Discriminating Against People With Tattoos Is Absolutely Ridiculous

When I turned 18 about three weeks ago, one of the first things I did was get my first tattoo. The tattoo I got, shown below, was something that I got to commemorate my battle with depression and anxiety, and a reminder to never stop fighting.

"Stop holding me under and let me breathe", art by Lex Miranda at Flesh Electric Tattoo in San Antonio, Texas

Something that is popularly debated in society today is the hiring of people with tattoos and whether or not they are acceptable to have in a work setting. Obviously, my first piece is not visible to the public eye unless I wanted it to be, which saved me the trouble of having to prove myself as any more professional than someone with "clean" skin. Many people asked if I was sure that my tattoo was something I wanted on my skin forever, which was a valid question. But the question that really put me on edge was if I was sure I could still get a job although there was ink on my skin, especially after I got my second tattoo in a more visible area.

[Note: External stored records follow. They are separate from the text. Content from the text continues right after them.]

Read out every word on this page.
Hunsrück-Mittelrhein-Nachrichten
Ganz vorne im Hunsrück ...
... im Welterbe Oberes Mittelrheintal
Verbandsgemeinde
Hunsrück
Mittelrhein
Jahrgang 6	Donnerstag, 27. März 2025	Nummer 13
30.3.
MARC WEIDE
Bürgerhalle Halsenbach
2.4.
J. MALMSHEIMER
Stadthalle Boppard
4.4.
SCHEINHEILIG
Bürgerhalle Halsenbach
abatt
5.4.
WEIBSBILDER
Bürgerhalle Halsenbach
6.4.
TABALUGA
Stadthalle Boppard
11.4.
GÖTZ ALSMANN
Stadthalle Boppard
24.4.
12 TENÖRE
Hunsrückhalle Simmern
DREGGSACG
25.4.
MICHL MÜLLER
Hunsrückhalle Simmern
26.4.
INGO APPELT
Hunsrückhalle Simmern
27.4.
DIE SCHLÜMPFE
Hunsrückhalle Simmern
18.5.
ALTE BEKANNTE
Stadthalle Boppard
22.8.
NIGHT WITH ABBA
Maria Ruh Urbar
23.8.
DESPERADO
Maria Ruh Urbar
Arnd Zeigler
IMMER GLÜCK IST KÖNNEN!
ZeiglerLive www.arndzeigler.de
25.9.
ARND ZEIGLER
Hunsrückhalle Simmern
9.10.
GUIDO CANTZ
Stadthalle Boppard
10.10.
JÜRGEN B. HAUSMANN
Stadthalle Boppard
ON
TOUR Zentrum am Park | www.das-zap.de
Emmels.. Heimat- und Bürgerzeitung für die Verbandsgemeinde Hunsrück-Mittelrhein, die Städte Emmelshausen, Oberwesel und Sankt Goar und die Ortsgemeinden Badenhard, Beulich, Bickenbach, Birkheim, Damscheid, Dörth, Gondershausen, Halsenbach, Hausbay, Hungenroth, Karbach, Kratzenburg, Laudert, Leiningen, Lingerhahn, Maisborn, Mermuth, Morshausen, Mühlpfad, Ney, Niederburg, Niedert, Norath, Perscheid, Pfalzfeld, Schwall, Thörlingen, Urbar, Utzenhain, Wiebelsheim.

"It is what it is", art by Chrissy at Flesh Electric Tattoo in San Antonio, Texas

My tattoos do not affect my personality or my professionalism, but the meaning behind them does reflect it. They do not mean that I work less diligently than the person in the office next to me because I have artwork on my skin and they do not, or that I am rough, gruff, or rowdy, which are all adjectives that I have heard describing people who have tattoos. My tattoos reflect my strength and courage, and my will to move forward and persevere. My body is simply a canvas, and after all, it is my body.